The `simplify()` API can give you the redundant clauses, too (useful if you e.g. did ternary or hyper-binary resolution), and can give you the non-renumbered CNF as well — check out the full API in `cryptominisat.h`, or the Arjun code. Basically, there is a `red` and a `simplified` parameter you can pass to this function.

Perhaps I’ll expose some of this API via the Python interface, if there is some interest for it. I think it’s quite powerful and could help people who use CNFs in other scenarios, such as MaxSAT solving, core counting, core minimization, etc.

## Closing Thoughts

I think there is currently a lack of tooling to perform the already well-known and well-documented pre- and inprocessing steps that many SAT solvers implement internally, but don’t expose externally. This API is supposed to fill that gap.
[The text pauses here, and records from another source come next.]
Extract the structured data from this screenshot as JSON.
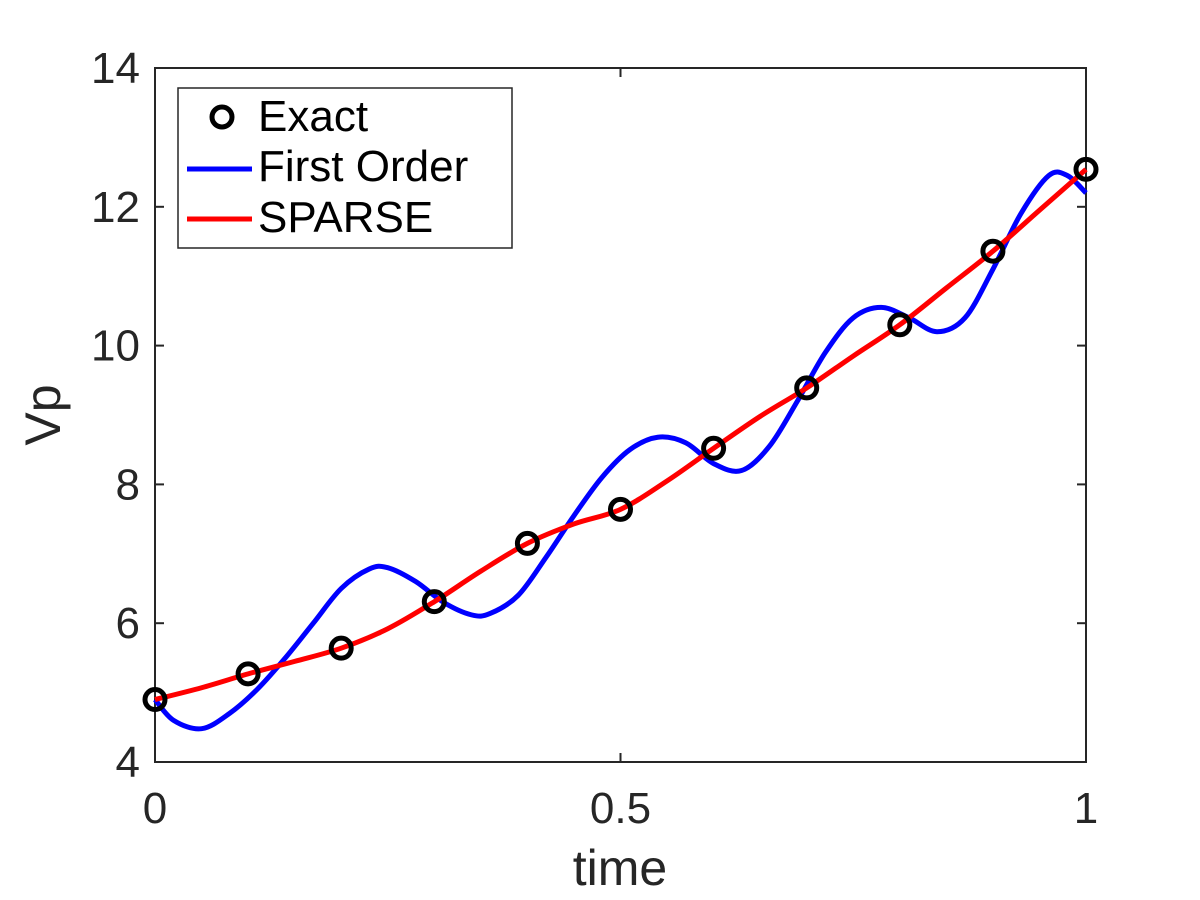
{
  "chart_data": {
    "type": "line",
    "xlabel": "time",
    "ylabel": "Vp",
    "xlim": [
      0,
      1
    ],
    "ylim": [
      4,
      14
    ],
    "xticks": [
      "0",
      "0.5",
      "1"
    ],
    "yticks": [
      "4",
      "6",
      "8",
      "10",
      "12",
      "14"
    ],
    "grid": false,
    "legend_position": "top-left",
    "series": [
      {
        "name": "Exact",
        "style": "markers",
        "color": "#000000",
        "x": [
          0,
          0.1,
          0.2,
          0.3,
          0.4,
          0.5,
          0.6,
          0.7,
          0.8,
          0.9,
          1.0
        ],
        "y": [
          4.9,
          5.27,
          5.64,
          6.31,
          7.15,
          7.64,
          8.52,
          9.39,
          10.3,
          11.36,
          12.54
        ]
      },
      {
        "name": "First Order",
        "style": "line",
        "color": "#0000ff",
        "x": [
          0,
          0.02,
          0.05,
          0.08,
          0.11,
          0.14,
          0.17,
          0.2,
          0.23,
          0.25,
          0.28,
          0.31,
          0.34,
          0.36,
          0.39,
          0.42,
          0.45,
          0.48,
          0.51,
          0.54,
          0.57,
          0.6,
          0.63,
          0.66,
          0.69,
          0.72,
          0.75,
          0.78,
          0.81,
          0.84,
          0.87,
          0.9,
          0.93,
          0.96,
          0.98,
          1.0
        ],
        "y": [
          4.9,
          4.6,
          4.48,
          4.7,
          5.05,
          5.5,
          6.0,
          6.5,
          6.78,
          6.8,
          6.6,
          6.3,
          6.12,
          6.14,
          6.4,
          6.95,
          7.55,
          8.1,
          8.5,
          8.68,
          8.6,
          8.3,
          8.2,
          8.55,
          9.2,
          9.9,
          10.4,
          10.55,
          10.4,
          10.2,
          10.4,
          11.1,
          11.9,
          12.45,
          12.45,
          12.2
        ]
      },
      {
        "name": "SPARSE",
        "style": "line",
        "color": "#ff0000",
        "x": [
          0,
          0.05,
          0.1,
          0.15,
          0.2,
          0.25,
          0.3,
          0.35,
          0.4,
          0.45,
          0.5,
          0.55,
          0.6,
          0.65,
          0.7,
          0.75,
          0.8,
          0.85,
          0.9,
          0.95,
          1.0
        ],
        "y": [
          4.9,
          5.07,
          5.27,
          5.45,
          5.64,
          5.92,
          6.31,
          6.75,
          7.15,
          7.43,
          7.64,
          8.05,
          8.52,
          8.98,
          9.39,
          9.85,
          10.3,
          10.83,
          11.36,
          11.95,
          12.54
        ]
      }
    ]
  }
}
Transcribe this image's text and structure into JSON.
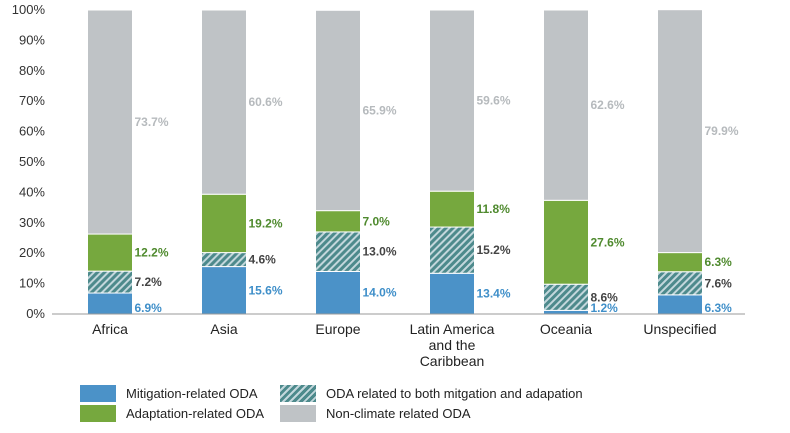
{
  "chart_data": {
    "type": "bar",
    "stacked": true,
    "categories": [
      [
        "Africa"
      ],
      [
        "Asia"
      ],
      [
        "Europe"
      ],
      [
        "Latin America",
        "and the",
        "Caribbean"
      ],
      [
        "Oceania"
      ],
      [
        "Unspecified"
      ]
    ],
    "y_ticks": [
      "0%",
      "10%",
      "20%",
      "30%",
      "40%",
      "50%",
      "60%",
      "70%",
      "80%",
      "90%",
      "100%"
    ],
    "ylim": [
      0,
      100
    ],
    "grid": false,
    "legend_placement": "bottom",
    "series": [
      {
        "name": "Mitigation-related ODA",
        "color": "#4b92c8",
        "label_color": "#3f8fc9",
        "values": [
          6.9,
          15.6,
          14.0,
          13.4,
          1.2,
          6.3
        ],
        "labels": [
          "6.9%",
          "15.6%",
          "14.0%",
          "13.4%",
          "1.2%",
          "6.3%"
        ]
      },
      {
        "name": "ODA related to both mitgation and adapation",
        "color": "#4d8a8c",
        "pattern": "hatch",
        "label_color": "#444444",
        "values": [
          7.2,
          4.6,
          13.0,
          15.2,
          8.6,
          7.6
        ],
        "labels": [
          "7.2%",
          "4.6%",
          "13.0%",
          "15.2%",
          "8.6%",
          "7.6%"
        ]
      },
      {
        "name": "Adaptation-related ODA",
        "color": "#76a83e",
        "label_color": "#4f8a2e",
        "values": [
          12.2,
          19.2,
          7.0,
          11.8,
          27.6,
          6.3
        ],
        "labels": [
          "12.2%",
          "19.2%",
          "7.0%",
          "11.8%",
          "27.6%",
          "6.3%"
        ]
      },
      {
        "name": "Non-climate related ODA",
        "color": "#bfc3c6",
        "label_color": "#b6babd",
        "values": [
          73.7,
          60.6,
          65.9,
          59.6,
          62.6,
          79.9
        ],
        "labels": [
          "73.7%",
          "60.6%",
          "65.9%",
          "59.6%",
          "62.6%",
          "79.9%"
        ]
      }
    ]
  },
  "legend": {
    "mitigation": "Mitigation-related ODA",
    "adaptation": "Adaptation-related ODA",
    "both": "ODA related to both mitgation and adapation",
    "non_climate": "Non-climate related ODA"
  }
}
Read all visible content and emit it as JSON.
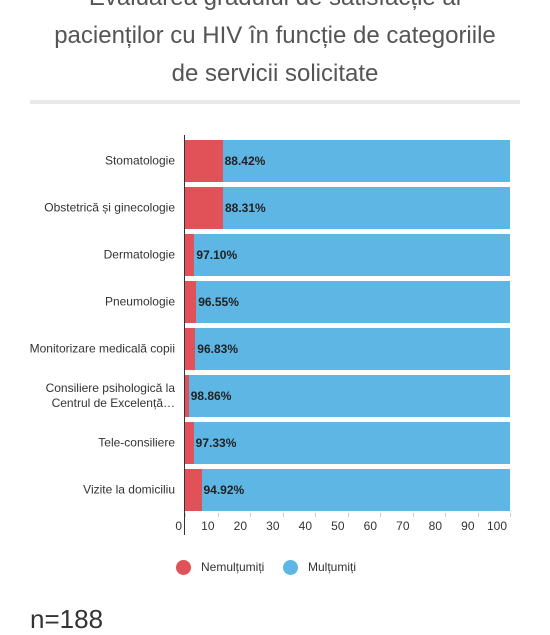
{
  "chart_data": {
    "type": "stacked-bar-horizontal",
    "title": "Evaluarea gradului de satisfacție al pacienților cu HIV în funcție de categoriile de servicii solicitate",
    "categories": [
      "Stomatologie",
      "Obstetrică și ginecologie",
      "Dermatologie",
      "Pneumologie",
      "Monitorizare medicală copii",
      "Consiliere psihologică la Centrul de Excelență…",
      "Tele-consiliere",
      "Vizite la domiciliu"
    ],
    "series": [
      {
        "name": "Nemulțumiți",
        "color": "#e05257",
        "values": [
          11.58,
          11.69,
          2.9,
          3.45,
          3.17,
          1.14,
          2.67,
          5.08
        ]
      },
      {
        "name": "Mulțumiți",
        "color": "#5db6e4",
        "values": [
          88.42,
          88.31,
          97.1,
          96.55,
          96.83,
          98.86,
          97.33,
          94.92
        ],
        "value_labels": [
          "88.42%",
          "88.31%",
          "97.10%",
          "96.55%",
          "96.83%",
          "98.86%",
          "97.33%",
          "94.92%"
        ]
      }
    ],
    "xlim": [
      0,
      100
    ],
    "xticks": [
      0,
      10,
      20,
      30,
      40,
      50,
      60,
      70,
      80,
      90,
      100
    ],
    "note": "n=188"
  }
}
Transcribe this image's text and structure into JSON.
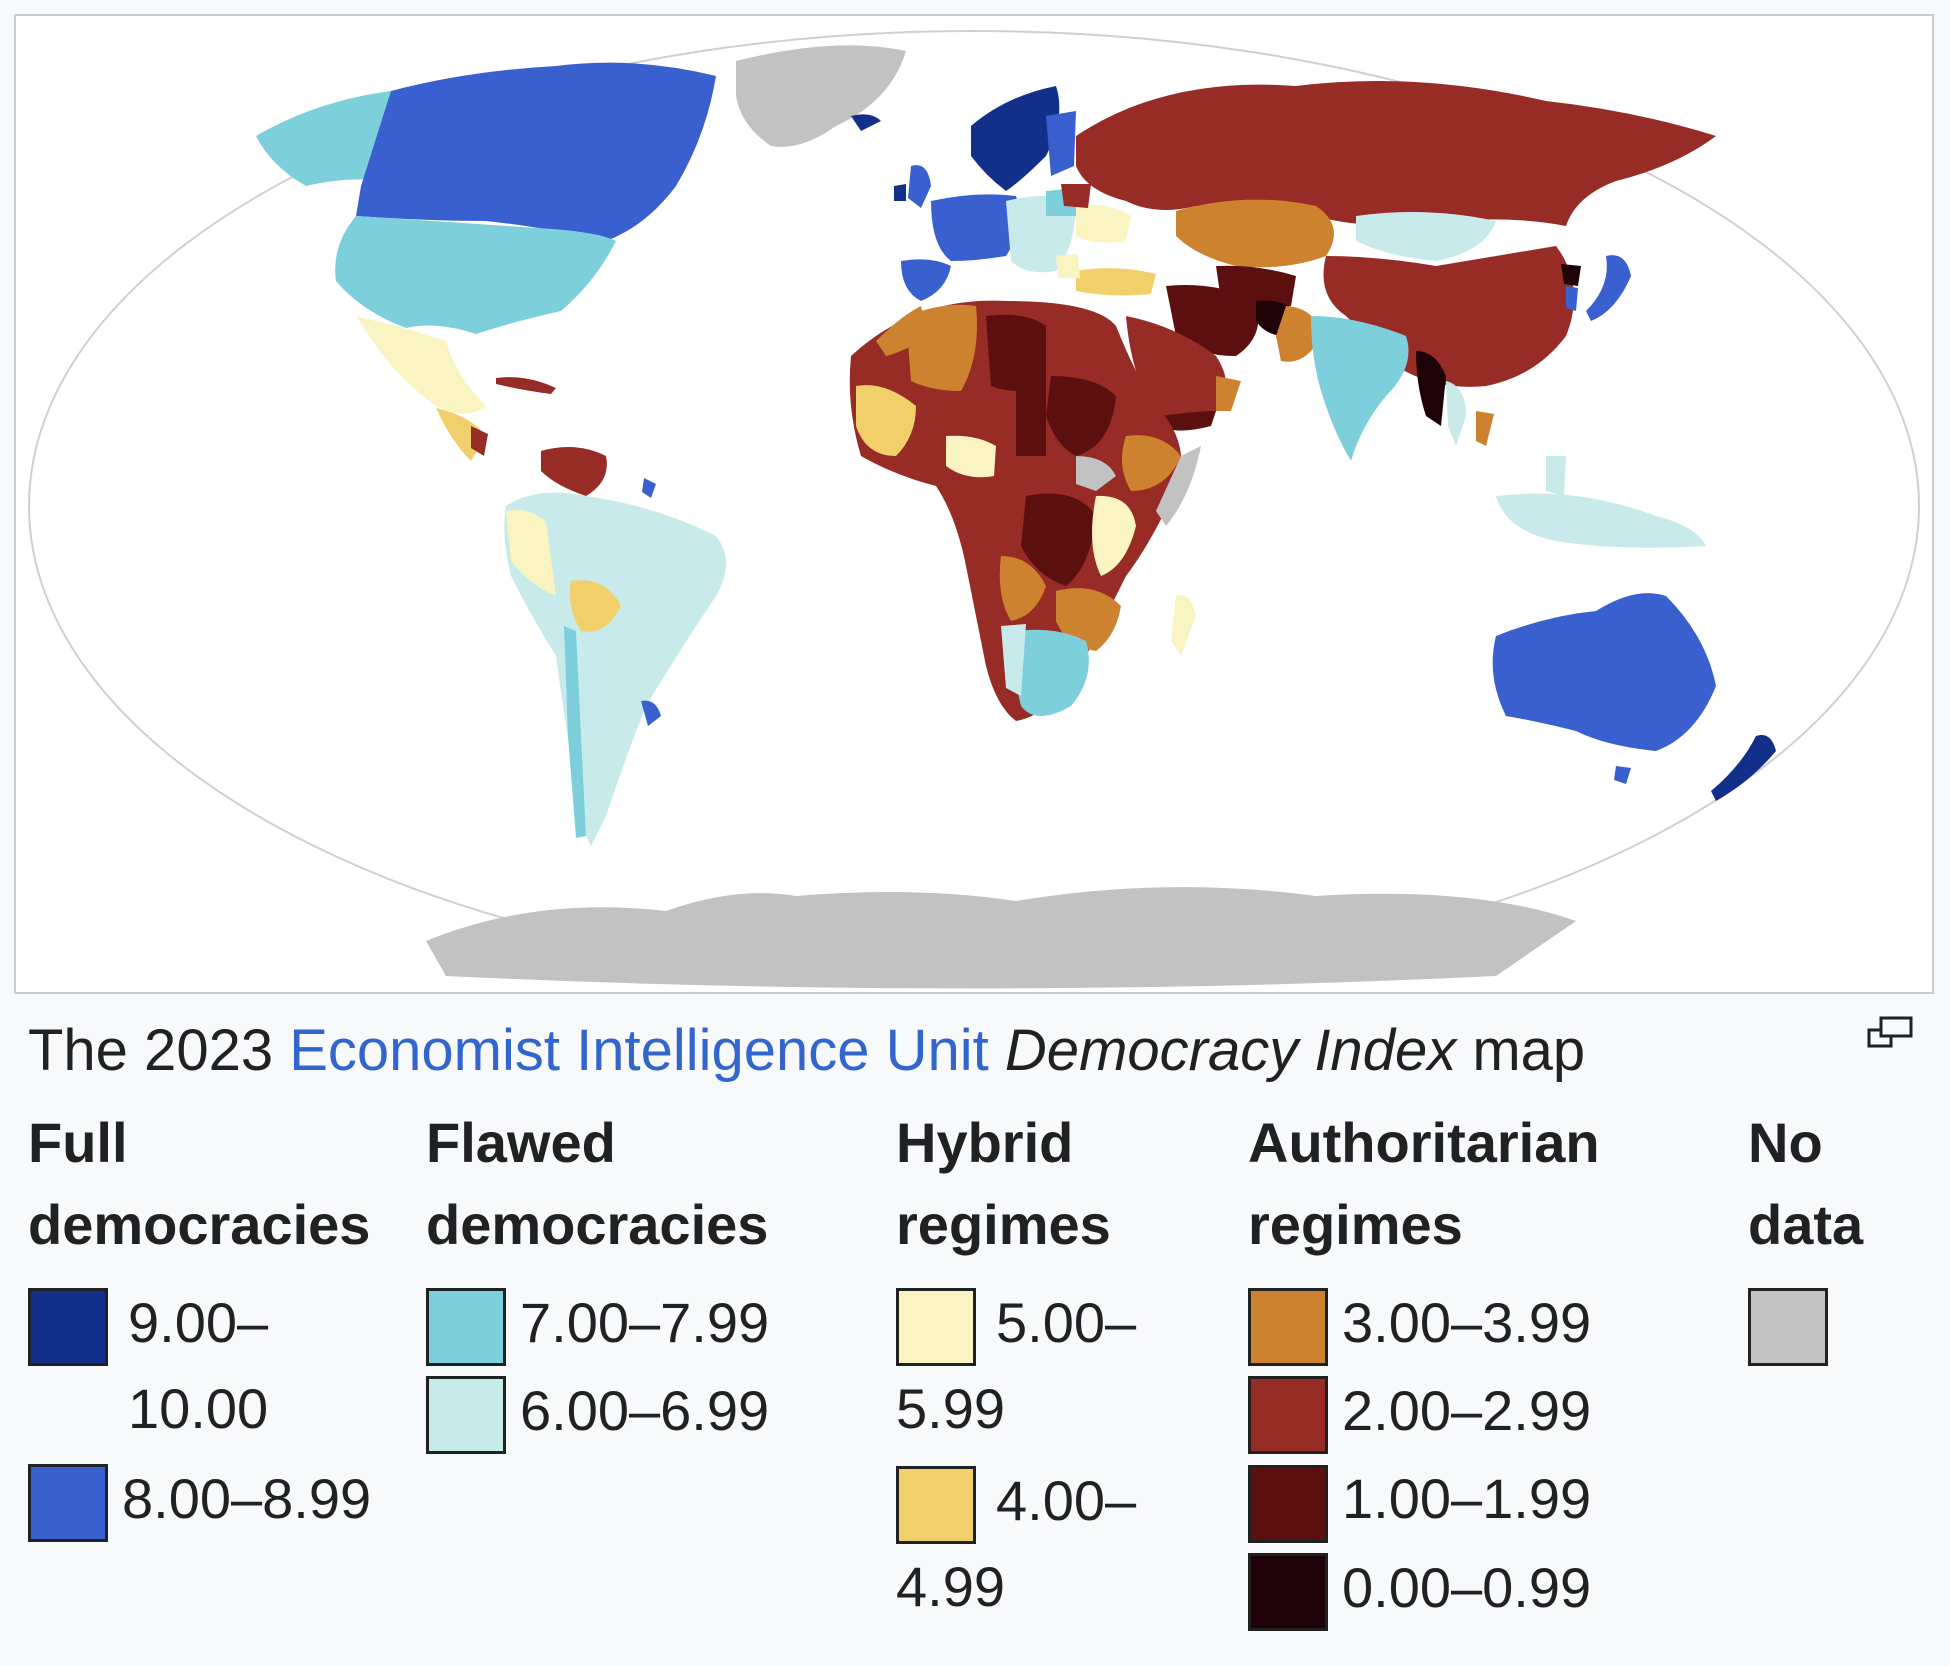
{
  "caption": {
    "prefix": "The 2023",
    "link": "Economist Intelligence Unit",
    "italic": "Democracy Index",
    "suffix": "map"
  },
  "colors": {
    "full_9_10": "#12308a",
    "full_8_9": "#3a5fcf",
    "flawed_7_8": "#7ecfdc",
    "flawed_6_7": "#c8eaea",
    "hybrid_5_6": "#f9f4c2",
    "hybrid_4_5": "#f1d06b",
    "auth_3_4": "#cd8230",
    "auth_2_3": "#972b25",
    "auth_1_2": "#5c0f0f",
    "auth_0_1": "#1f0208",
    "no_data": "#c2c2c2",
    "link": "#3366cc"
  },
  "legend": {
    "full": {
      "line1": "Full",
      "line2": "democracies",
      "items": [
        "9.00–10.00",
        "8.00–8.99"
      ]
    },
    "flawed": {
      "line1": "Flawed",
      "line2": "democracies",
      "items": [
        "7.00–7.99",
        "6.00–6.99"
      ]
    },
    "hybrid": {
      "line1": "Hybrid",
      "line2": "regimes",
      "items": [
        "5.00–5.99",
        "4.00–4.99"
      ]
    },
    "authoritarian": {
      "line1": "Authoritarian",
      "line2": "regimes",
      "items": [
        "3.00–3.99",
        "2.00–2.99",
        "1.00–1.99",
        "0.00–0.99"
      ]
    },
    "nodata": {
      "line1": "No",
      "line2": "data"
    }
  },
  "icons": {
    "enlarge": "enlarge-icon"
  }
}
Although it’s a bit rough on the edges sometimes, hopefully it’s something that will inspire others to either use this API to build cool stuff, or to improve the API so others can build even cooler stuff. While it may sound trivial to re-implement e.g. BVE, once you start going into the weeds of it (e.g. dealing with the special case of detecting ITE, OR & AND gates’ and their lower resolvent counts, or doing it incrementally with some leeway to allow clause number increase), it gets pretty complicated. This API is meant to alleviate this stress, so researchers and enthusiasts can build their own simplifier given a set of working and tested “LEGO bricks”.